Agencies and design studios are increasingly competing for pieces of the same pie.

Smaller advertising agencies may be seeing competition from unexpected quarters – the very design studios that they subcontract work to.

Greg Branson runs the Design Business Council, which helps design studios develop their business knowledge and skills. In his day-to-day work, he mentors design studios, runs workshops, and talks to creative executives in the market. It’s fair to say he has a finger on the pulse of the industry.

According to Greg, design studios are increasingly becoming competitors to ad agencies and marketing consultancies, particularly the smaller ones.

“A lot of the designers I work with have a strategy partner or a senior person in the business that does strategy. Many of them have been recruited by the designer out of the advertising industry, with the intention of taking their business to a higher level and offering a broader range of services,” he explained.

“So in a sense, a lot of design studios are becoming more like agencies.”

Design cost cutting to blame

But why are designers eyeing the advertising/marketing piece of the pie?

“They more or less had to, because the bottom end of their business has been chewed away,” is Greg’s answer.

“The studios who relied on bread and butter design and artwork have come under challenge from things like 99 Designs, Freelancer and Fiver, which crowd-source design and artwork from anywhere in the world,” he explained.

“When you have people from the Philippines who will work for 10 bucks an hour, it isn’t a viable business in Australia anymore. So they have looked around, and explored where they could go in the vertical process.”
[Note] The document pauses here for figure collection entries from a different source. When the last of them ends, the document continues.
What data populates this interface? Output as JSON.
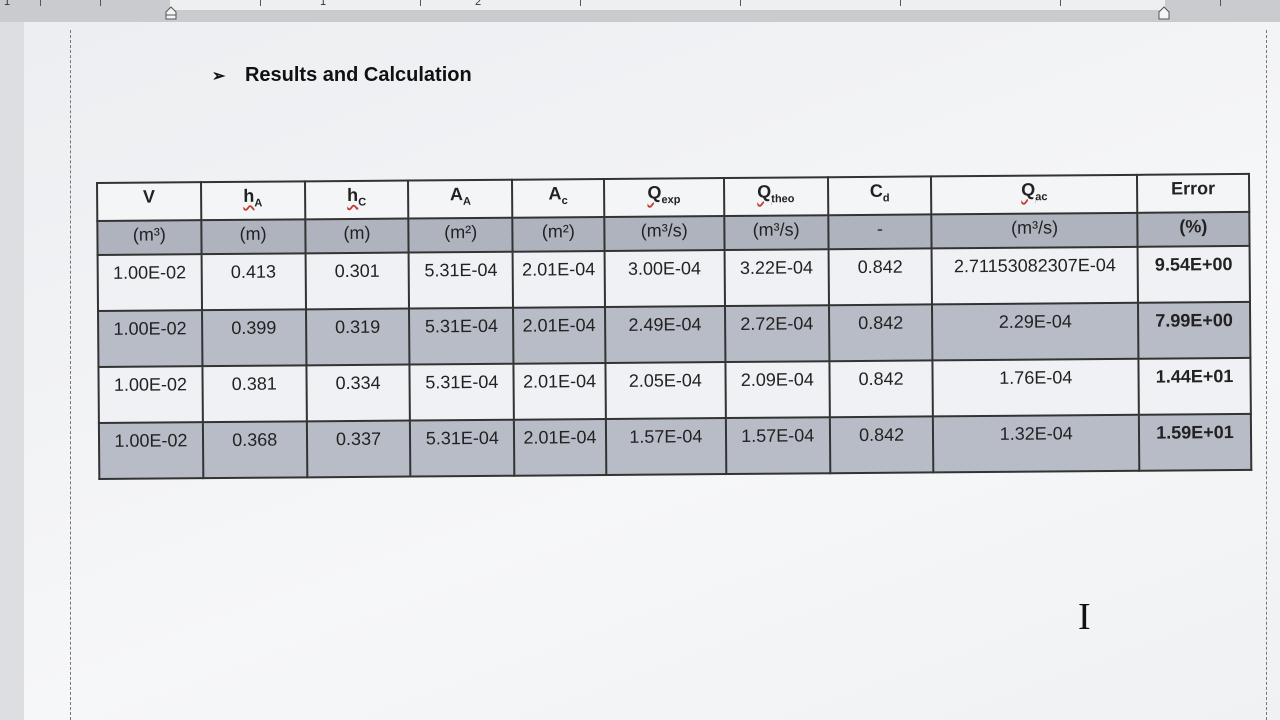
{
  "ruler": {
    "numbers": [
      "1",
      "1",
      "2"
    ]
  },
  "document": {
    "heading": "Results and Calculation"
  },
  "table": {
    "headers": [
      {
        "main": "V",
        "sub": ""
      },
      {
        "main": "h",
        "sub": "A"
      },
      {
        "main": "h",
        "sub": "C"
      },
      {
        "main": "A",
        "sub": "A"
      },
      {
        "main": "A",
        "sub": "c"
      },
      {
        "main": "Q",
        "sub": "exp"
      },
      {
        "main": "Q",
        "sub": "theo"
      },
      {
        "main": "C",
        "sub": "d"
      },
      {
        "main": "Q",
        "sub": "ac"
      },
      {
        "main": "Error",
        "sub": ""
      }
    ],
    "units": [
      "(m³)",
      "(m)",
      "(m)",
      "(m²)",
      "(m²)",
      "(m³/s)",
      "(m³/s)",
      "-",
      "(m³/s)",
      "(%)"
    ],
    "rows": [
      [
        "1.00E-02",
        "0.413",
        "0.301",
        "5.31E-04",
        "2.01E-04",
        "3.00E-04",
        "3.22E-04",
        "0.842",
        "2.71153082307E-04",
        "9.54E+00"
      ],
      [
        "1.00E-02",
        "0.399",
        "0.319",
        "5.31E-04",
        "2.01E-04",
        "2.49E-04",
        "2.72E-04",
        "0.842",
        "2.29E-04",
        "7.99E+00"
      ],
      [
        "1.00E-02",
        "0.381",
        "0.334",
        "5.31E-04",
        "2.01E-04",
        "2.05E-04",
        "2.09E-04",
        "0.842",
        "1.76E-04",
        "1.44E+01"
      ],
      [
        "1.00E-02",
        "0.368",
        "0.337",
        "5.31E-04",
        "2.01E-04",
        "1.57E-04",
        "1.57E-04",
        "0.842",
        "1.32E-04",
        "1.59E+01"
      ]
    ]
  }
}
The move into strategy makes sense from a designers’ point of view: if you are already helping a corporate client do all their branding and design and advertising materials, it’s not a stretch to pitch for the strategy component as well.

In Greg’s article on DM Zine, titled “Five steps to better client relationships”, he laid out 5 levels of collaboration between designers and clients, from a simple transactional money-for-services arrangement upwards. Towards the higher levels, the designer uses their skill to solve complex business issues for clients, i.e. becoming a strategic partner and consultant.

A mixed bag

Of course, while most design studio sites may claim to do strategy, some are more on the aspirational level, rather than actually offering good strategy services.

But at the same time, a lot of design studios are actually doing strategy – and doing it well, thanks to the migration of highly skilled and experienced ex-agency staff.

What do you think? Have you observed competition from design studios? Are they a credible threat for advertising agencies?